If she is unable to repay the loan in two weeks' time, the lender
gets the amount transferred into his account, by using the personal
check given by her. If the borrower's bank deposit is less than
$345 at the time and the lender presents the post dated check to
the bank, the check may bounce. When this happens, the lender lets
the borrower face legal action, for the bounced check. If it is
difficult to raise $45 within the two weeks period to clear off
the loan, she gets it renewed for another term.
The
interest fee of $45 for a 2-week period equals $1,170 for a year,
which when converted into annual percentage rate (APR), would amount
to 390%. This is far higher than the APR announced on any other
loans including credit cards where the APR doesn't exceed 30% [though
they too have high default rate as in payday loans]. Thus, instead
of decreasing the borrower's financial burden, payday loans increase
it.
Who
are the borrowers
As
payday loans are easier to get and don't involve much of paperwork,
people view these as an easy means of solving their financial problems.
Recent
research on payday loans:
According
to a report "Quantifying the Economic Cost of Predatory Payday Lending",
based on a large scale survey and published December 18, 2003 [and
revised February 24, 2004] by The Center for Responsible Lending,
payday lenders force borrowers to keep renewing their loans by paying
high fees every two weeks just because they are not able to clear
the loan within this short period of time. The Center says, "This
cycle (the "debt trap") locks borrowers into revolving, high-priced
short-term credit instead of meeting the need for reasonably priced,
longer-term credit".
The
Consumer Federation of America, in a report entitled "Payday Lender
Shred Consumer Safety Net", published on October 3, 2002, says,
"Payday loan companies not only take a bite out of consumers' pocket
books with loans that cost 470% annual interest and are due in full
on payday". The report alerts Payday borrowers who have no bargaining
power against the "predatory" small loan market.
Alternatives
to payday loans:
There
are a few safe alternatives such as a payment plan with the same
lender, credit counseling, over draft protection, loan from a bank
or credit union, cash advances on credit cards or consumer loans
that the borrower can resort to, in times of need.
Tips
for your saving money:
It
is not difficult to keep away from stressful loans by following
simple strategies such as the following:
1.
Calculate the total income and total expenditure in a month.
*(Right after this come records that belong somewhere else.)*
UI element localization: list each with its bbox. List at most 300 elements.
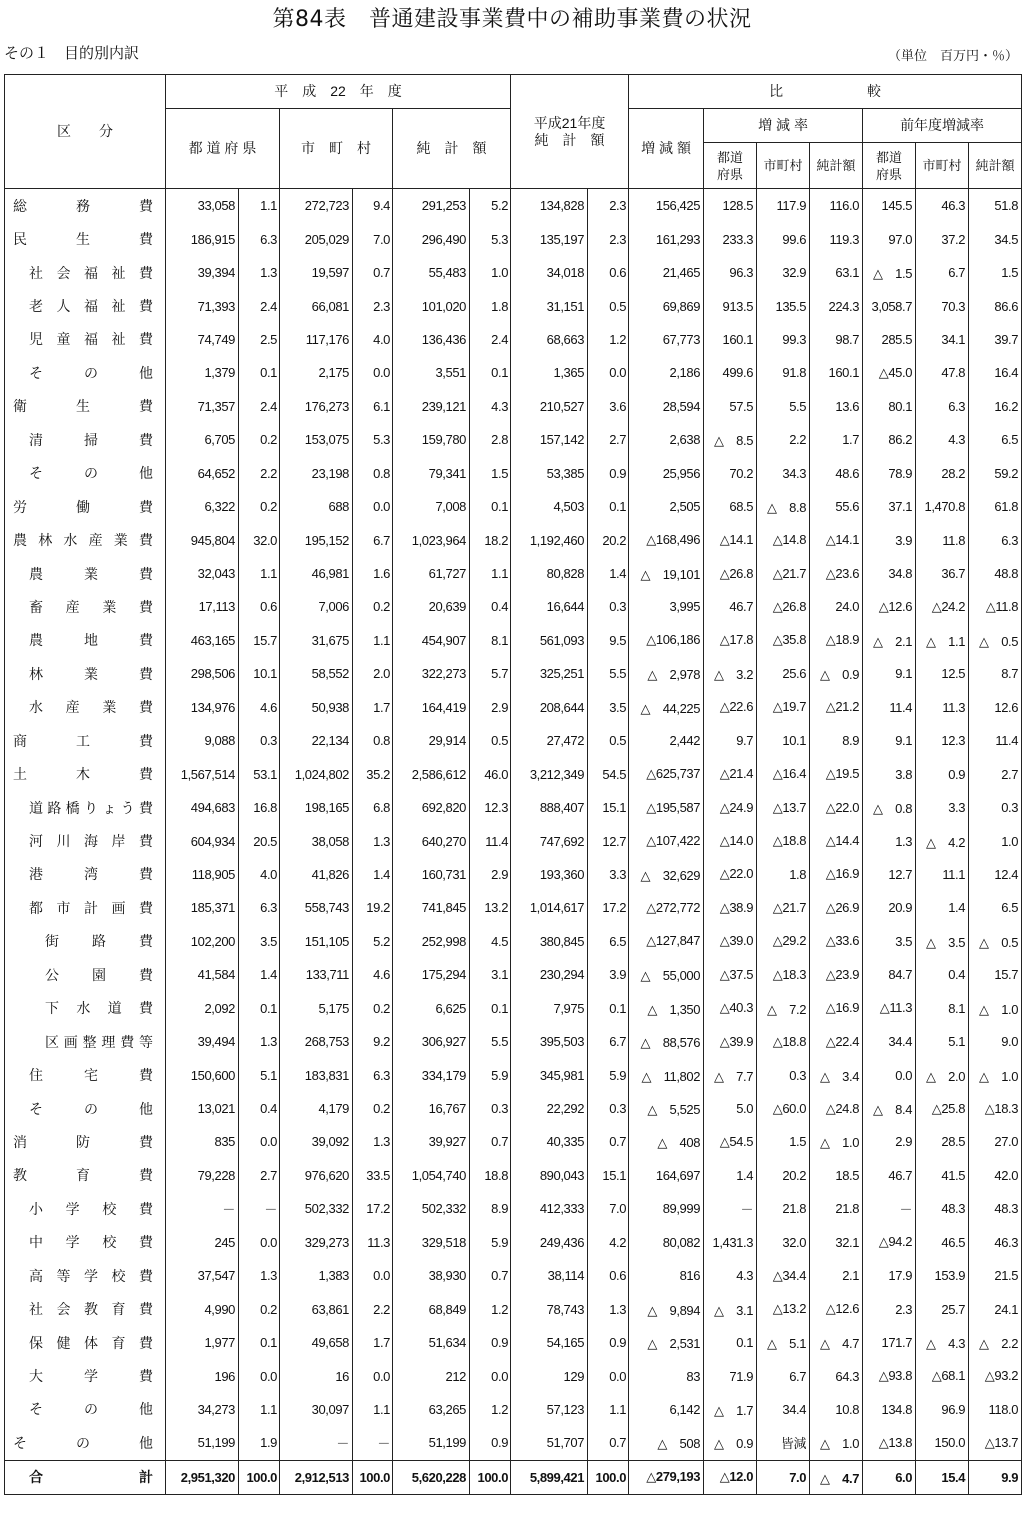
table-cell: 159,780 [393, 423, 470, 456]
row-label [5, 222, 166, 255]
table-cell: 83 [629, 1359, 704, 1392]
table-cell: 12.7 [863, 858, 916, 891]
table-cell: 42.0 [969, 1159, 1022, 1192]
header-rate: 増 減 率 [704, 109, 863, 143]
page-title: 第84表 普通建設事業費中の補助事業費の状況 [272, 7, 752, 32]
row-label-text: 合 計 [29, 1470, 153, 1487]
table-cell: 306,927 [393, 1025, 470, 1058]
table-cell: △26.9 [810, 891, 863, 924]
table-cell: 48.3 [969, 1192, 1022, 1225]
table-cell: 54.5 [588, 757, 629, 790]
unit-note: （単位 百万円・％） [887, 49, 1018, 64]
table-cell: △19.7 [757, 691, 810, 724]
table-cell: 58,552 [280, 657, 353, 690]
table-cell: △16.4 [757, 757, 810, 790]
table-cell: 8.9 [470, 1192, 511, 1225]
table-cell: △23.9 [810, 958, 863, 991]
row-label-text: 民 生 費 [13, 232, 153, 249]
table-cell: △12.0 [704, 1460, 757, 1494]
row-label-text: そ の 他 [29, 466, 153, 483]
table-cell: 1.2 [470, 1292, 511, 1325]
table-cell: 12.4 [969, 858, 1022, 891]
table-cell: △13.7 [757, 791, 810, 824]
table-cell: △ 8.5 [704, 423, 757, 456]
table-cell: 835 [166, 1125, 239, 1158]
table-cell: 153.9 [916, 1259, 969, 1292]
header-rate-muni: 市町村 [757, 143, 810, 189]
table-cell: 4.2 [588, 1226, 629, 1259]
table-cell: 183,831 [280, 1058, 353, 1091]
table-cell: 5.1 [916, 1025, 969, 1058]
table-cell: 99.3 [757, 323, 810, 356]
table-cell: 3.3 [588, 858, 629, 891]
row-label-text: 住 宅 費 [29, 1068, 153, 1085]
table-cell: 68,849 [393, 1292, 470, 1325]
row-label [5, 1359, 166, 1392]
table-cell: 1.7 [353, 1326, 393, 1359]
table-cell: 1.2 [588, 323, 629, 356]
table-cell: 747,692 [511, 824, 588, 857]
table-cell: 1.1 [353, 624, 393, 657]
table-cell: 212 [393, 1359, 470, 1392]
table-cell: 196 [166, 1359, 239, 1392]
table-cell: 39,092 [280, 1125, 353, 1158]
table-cell: 1,431.3 [704, 1226, 757, 1259]
table-cell: 28.2 [916, 457, 969, 490]
table-cell: 913.5 [704, 289, 757, 322]
table-cell: △22.0 [704, 858, 757, 891]
table-cell: 28.5 [916, 1125, 969, 1158]
table-row [5, 624, 1022, 657]
table-cell: 12.3 [470, 791, 511, 824]
table-cell: 46.3 [916, 189, 969, 223]
header-comparison: 比 較 [629, 75, 1022, 109]
table-cell: 21.8 [757, 1192, 810, 1225]
table-cell: 0.3 [588, 590, 629, 623]
table-row [5, 1426, 1022, 1460]
table-cell: 285.5 [863, 323, 916, 356]
table-cell: 2.5 [239, 323, 280, 356]
table-cell: △21.7 [757, 557, 810, 590]
table-cell: 5.0 [704, 1092, 757, 1125]
table-cell: 39.7 [969, 323, 1022, 356]
table-cell: 0.5 [470, 724, 511, 757]
table-cell: 976,620 [280, 1159, 353, 1192]
table-cell: 1,192,460 [511, 523, 588, 556]
table-cell: 1.5 [757, 1125, 810, 1158]
table-cell: 20.2 [588, 523, 629, 556]
header-rate-net: 純計額 [810, 143, 863, 189]
row-label-text: 総 務 費 [13, 198, 153, 215]
table-cell: 129 [511, 1359, 588, 1392]
table-cell: 10.8 [810, 1393, 863, 1426]
table-cell: 890,043 [511, 1159, 588, 1192]
table-cell: 96.9 [916, 1393, 969, 1426]
table-cell: △18.8 [757, 824, 810, 857]
table-cell: 1.8 [470, 289, 511, 322]
table-cell: △14.1 [810, 523, 863, 556]
table-cell: △ 2.2 [969, 1326, 1022, 1359]
table-cell: 69,869 [629, 289, 704, 322]
table-cell: 57,123 [511, 1393, 588, 1426]
table-cell: 34,273 [166, 1393, 239, 1426]
table-cell: △168,496 [629, 523, 704, 556]
table-cell: 692,820 [393, 791, 470, 824]
table-cell: 63,265 [393, 1393, 470, 1426]
header-muni: 市 町 村 [280, 109, 393, 189]
table-cell: △ 1.0 [810, 1426, 863, 1460]
table-cell: 296,490 [393, 222, 470, 255]
table-cell: 4.6 [353, 958, 393, 991]
table-cell: 136,436 [393, 323, 470, 356]
table-cell: 249,436 [511, 1226, 588, 1259]
table-cell: 7,975 [511, 992, 588, 1025]
table-cell: 0.3 [757, 1058, 810, 1091]
table-cell: 134,828 [511, 189, 588, 223]
row-label-text: 区 画 整 理 費 等 [45, 1034, 153, 1051]
row-label-text: 水 産 業 費 [29, 700, 153, 717]
table-cell: △ 1.7 [704, 1393, 757, 1426]
table-cell: 164,419 [393, 691, 470, 724]
table-cell: 41.5 [916, 1159, 969, 1192]
header-rate-pref: 都道 府県 [704, 143, 757, 189]
table-cell: 51,199 [166, 1426, 239, 1460]
table-cell: △ 4.2 [916, 824, 969, 857]
row-label-text: 農 業 費 [29, 566, 153, 583]
table-cell: 117,176 [280, 323, 353, 356]
row-label [5, 557, 166, 590]
table-cell: 145.5 [863, 189, 916, 223]
table-cell: 195,152 [280, 523, 353, 556]
table-cell: 34.5 [969, 222, 1022, 255]
table-cell: 0.0 [239, 1359, 280, 1392]
table-cell: 0.1 [470, 490, 511, 523]
table-cell: 0.8 [353, 457, 393, 490]
table-cell: 1.9 [239, 1426, 280, 1460]
row-label-text: 河 川 海 岸 費 [29, 834, 153, 851]
table-row [5, 289, 1022, 322]
table-cell: 3,212,349 [511, 757, 588, 790]
row-label [5, 390, 166, 423]
table-cell: 3.5 [863, 925, 916, 958]
table-cell: 34.4 [863, 1025, 916, 1058]
table-cell: 12.6 [969, 691, 1022, 724]
table-cell: 0.5 [588, 724, 629, 757]
table-cell: 99.6 [757, 222, 810, 255]
table-cell: △ 9,894 [629, 1292, 704, 1325]
table-cell: 1.5 [470, 457, 511, 490]
table-cell: 134.8 [863, 1393, 916, 1426]
row-label [5, 992, 166, 1025]
table-cell: 0.4 [916, 958, 969, 991]
table-cell: △13.2 [757, 1292, 810, 1325]
header-fy21-line2: 純 計 額 [534, 131, 605, 148]
table-cell: 86.2 [863, 423, 916, 456]
table-cell: 5.9 [588, 1058, 629, 1091]
table-cell: △ 5.1 [757, 1326, 810, 1359]
table-cell: 11.3 [353, 1226, 393, 1259]
table-cell: 0.0 [470, 1359, 511, 1392]
header-fy21 [511, 75, 629, 189]
table-cell: 0.0 [353, 1359, 393, 1392]
table-cell: 463,165 [166, 624, 239, 657]
table-cell: 0.3 [588, 1092, 629, 1125]
row-label-text: そ の 他 [13, 1435, 153, 1452]
table-cell: 135.5 [757, 289, 810, 322]
table-cell: △94.2 [863, 1226, 916, 1259]
table-cell: 1,383 [280, 1259, 353, 1292]
table-cell: 160,731 [393, 858, 470, 891]
table-cell: 9.2 [353, 1025, 393, 1058]
table-cell: △ 3.1 [704, 1292, 757, 1325]
table-cell: 3.3 [916, 791, 969, 824]
table-cell: 16 [280, 1359, 353, 1392]
table-cell: 49,658 [280, 1326, 353, 1359]
row-label-text: 消 防 費 [13, 1134, 153, 1151]
table-cell: 39,494 [166, 1025, 239, 1058]
table-cell: 0.9 [916, 757, 969, 790]
table-cell: 71.9 [704, 1359, 757, 1392]
table-cell: 16.4 [969, 356, 1022, 389]
table-cell: 9.0 [969, 1025, 1022, 1058]
table-row [5, 925, 1022, 958]
table-cell: △11.3 [863, 992, 916, 1025]
table-cell: 1.4 [916, 891, 969, 924]
table-cell: 2,586,612 [393, 757, 470, 790]
table-cell: 291,253 [393, 189, 470, 223]
table-cell: 41,826 [280, 858, 353, 891]
table-cell: △33.6 [810, 925, 863, 958]
row-label-text: 農 林 水 産 業 費 [13, 533, 153, 550]
table-cell: 156,425 [629, 189, 704, 223]
table-cell: 0.4 [470, 590, 511, 623]
table-cell: 4.0 [353, 323, 393, 356]
table-cell: 100.0 [353, 1460, 393, 1494]
table-cell: 412,333 [511, 1192, 588, 1225]
table-cell: 322,273 [393, 657, 470, 690]
table-row [5, 1259, 1022, 1292]
table-cell: △127,847 [629, 925, 704, 958]
table-cell: △29.2 [757, 925, 810, 958]
table-cell: 3,995 [629, 590, 704, 623]
table-cell: 68.5 [704, 490, 757, 523]
table-cell: 6.3 [916, 390, 969, 423]
table-cell: 1.1 [239, 1393, 280, 1426]
row-label [5, 824, 166, 857]
table-cell: 17.2 [353, 1192, 393, 1225]
table-row [5, 691, 1022, 724]
table-cell: － [239, 1192, 280, 1225]
row-label [5, 1025, 166, 1058]
table-cell: 31,151 [511, 289, 588, 322]
table-cell: 157,142 [511, 423, 588, 456]
table-cell: △93.8 [863, 1359, 916, 1392]
table-cell: 51,199 [393, 1426, 470, 1460]
table-cell: 0.1 [239, 356, 280, 389]
table-cell: 8.1 [470, 624, 511, 657]
row-label-text: 畜 産 業 費 [29, 599, 153, 616]
table-cell: 0.4 [239, 1092, 280, 1125]
table-cell: 20.9 [863, 891, 916, 924]
table-cell: 15.7 [239, 624, 280, 657]
table-cell: 86.6 [969, 289, 1022, 322]
table-cell: 0.0 [353, 490, 393, 523]
table-cell: 3,551 [393, 356, 470, 389]
table-cell: 47.8 [916, 356, 969, 389]
table-cell: 239,121 [393, 390, 470, 423]
table-cell: 118.0 [969, 1393, 1022, 1426]
table-cell: △ 88,576 [629, 1025, 704, 1058]
table-cell: 1.1 [239, 189, 280, 223]
table-cell: 604,934 [166, 824, 239, 857]
table-row [5, 858, 1022, 891]
row-label [5, 289, 166, 322]
table-cell: 160.1 [810, 356, 863, 389]
table-cell: 193,360 [511, 858, 588, 891]
table-cell: 0.0 [239, 1226, 280, 1259]
table-cell: 0.9 [470, 1326, 511, 1359]
table-cell: 5.9 [470, 1058, 511, 1091]
table-cell: △ 1.0 [969, 1058, 1022, 1091]
table-cell: 46.0 [470, 757, 511, 790]
table-cell: 380,845 [511, 925, 588, 958]
table-cell: △ 8.4 [863, 1092, 916, 1125]
table-cell: 51,707 [511, 1426, 588, 1460]
table-cell: △34.4 [757, 1259, 810, 1292]
row-label [5, 691, 166, 724]
table-cell: 1.7 [810, 423, 863, 456]
row-label [5, 925, 166, 958]
table-cell: 35.2 [353, 757, 393, 790]
table-cell: 7.0 [757, 1460, 810, 1494]
table-cell: 34.1 [916, 323, 969, 356]
table-cell: 71,393 [166, 289, 239, 322]
table-cell: 298,506 [166, 657, 239, 690]
table-cell: 5,620,228 [393, 1460, 470, 1494]
table-cell: △ 1.1 [916, 624, 969, 657]
table-cell: 5.5 [470, 1025, 511, 1058]
table-cell: △21.4 [704, 757, 757, 790]
table-cell: 0.3 [969, 791, 1022, 824]
table-row [5, 490, 1022, 523]
table-cell: 13,021 [166, 1092, 239, 1125]
table-cell: 2,912,513 [280, 1460, 353, 1494]
table-cell: 53.1 [239, 757, 280, 790]
table-cell: 9.5 [588, 624, 629, 657]
table-cell: 17.2 [588, 891, 629, 924]
row-label-text: 清 掃 費 [29, 432, 153, 449]
table-cell: 5.2 [353, 925, 393, 958]
table-cell: △ 408 [629, 1125, 704, 1158]
table-cell: 3.6 [588, 390, 629, 423]
table-cell: 135,197 [511, 222, 588, 255]
table-cell: 205,029 [280, 222, 353, 255]
table-cell: △26.8 [757, 590, 810, 623]
table-cell: 134,976 [166, 691, 239, 724]
table-cell: 51,634 [393, 1326, 470, 1359]
table-cell: 5.9 [470, 1226, 511, 1259]
table-cell: △ 1.0 [969, 992, 1022, 1025]
table-cell: 20.2 [757, 1159, 810, 1192]
table-cell: 25,956 [629, 457, 704, 490]
table-cell: 6,625 [393, 992, 470, 1025]
table-cell: 6.0 [863, 1460, 916, 1494]
total-row [5, 1460, 1022, 1494]
row-label [5, 1125, 166, 1158]
table-cell: 30,097 [280, 1393, 353, 1426]
table-cell: 54,165 [511, 1326, 588, 1359]
table-cell: 816 [629, 1259, 704, 1292]
table-cell: 0.2 [239, 490, 280, 523]
table-row [5, 457, 1022, 490]
table-cell: 16.8 [239, 791, 280, 824]
table-cell: 2.7 [969, 757, 1022, 790]
table-cell: △ 0.5 [969, 925, 1022, 958]
row-label [5, 624, 166, 657]
table-cell: 25.7 [916, 1292, 969, 1325]
table-cell: △37.5 [704, 958, 757, 991]
table-cell: 6.7 [353, 523, 393, 556]
row-label [5, 323, 166, 356]
table-cell: △ 1.0 [810, 1125, 863, 1158]
table-cell: 34.8 [863, 557, 916, 590]
table-cell: 2.4 [239, 289, 280, 322]
header-prev-pref: 都道 府県 [863, 143, 916, 189]
row-label [5, 256, 166, 289]
table-cell: △ 32,629 [629, 858, 704, 891]
table-cell: 24.0 [810, 590, 863, 623]
table-row [5, 1226, 1022, 1259]
table-cell: 38,058 [280, 824, 353, 857]
table-row [5, 724, 1022, 757]
table-cell: 6.7 [588, 1025, 629, 1058]
subsidy-table [4, 74, 1022, 1495]
table-cell: △24.9 [704, 791, 757, 824]
table-cell: 208,644 [511, 691, 588, 724]
table-cell: 78.9 [863, 457, 916, 490]
table-row [5, 189, 1022, 223]
table-cell: 1,054,740 [393, 1159, 470, 1192]
table-cell: 27.0 [969, 1125, 1022, 1158]
table-cell: 64.3 [810, 1359, 863, 1392]
table-row [5, 1025, 1022, 1058]
table-cell: 84.7 [863, 958, 916, 991]
table-cell: 888,407 [511, 791, 588, 824]
row-label-text: 老 人 福 祉 費 [29, 299, 153, 316]
row-label [5, 590, 166, 623]
table-cell: △195,587 [629, 791, 704, 824]
table-cell: 2.9 [863, 1125, 916, 1158]
table-cell: 32.0 [239, 523, 280, 556]
row-label [5, 1092, 166, 1125]
table-cell: 6,142 [629, 1393, 704, 1426]
table-cell: 2.8 [470, 423, 511, 456]
table-cell: 0.0 [588, 356, 629, 389]
table-cell: 2,175 [280, 356, 353, 389]
table-cell: △13.8 [863, 1426, 916, 1460]
table-cell: 1.7 [353, 691, 393, 724]
table-cell: 688 [280, 490, 353, 523]
table-cell: 23,198 [280, 457, 353, 490]
table-cell: △39.9 [704, 1025, 757, 1058]
table-cell: 38,114 [511, 1259, 588, 1292]
table-cell: 1,024,802 [280, 757, 353, 790]
table-cell: 11.1 [916, 858, 969, 891]
table-cell: △12.6 [863, 590, 916, 623]
table-cell: 4,503 [511, 490, 588, 523]
table-cell: 5.2 [470, 189, 511, 223]
table-row [5, 1393, 1022, 1426]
Subtract
the total expenditure from the total income. The remaining amount
is the savings for the month. Keep monitoring your monthly savings
regularly.
2.
Deposit at least 10% of your net income into a savings account or
any other kind of investment such as bank Certificates of Deposit
or Series I or EE Savings Bonds. As these finance options carry
high annual percentage yield, their return is high. As these are
insured by the Federal Government, they carry little or no risk.
3.
Do not spend more than what you earn. Savings can serve a 'rainy'
day.
If
none of these is possible, Atlanta, like any other city in the US,
has several payday loan companies. It's up to you, to decide.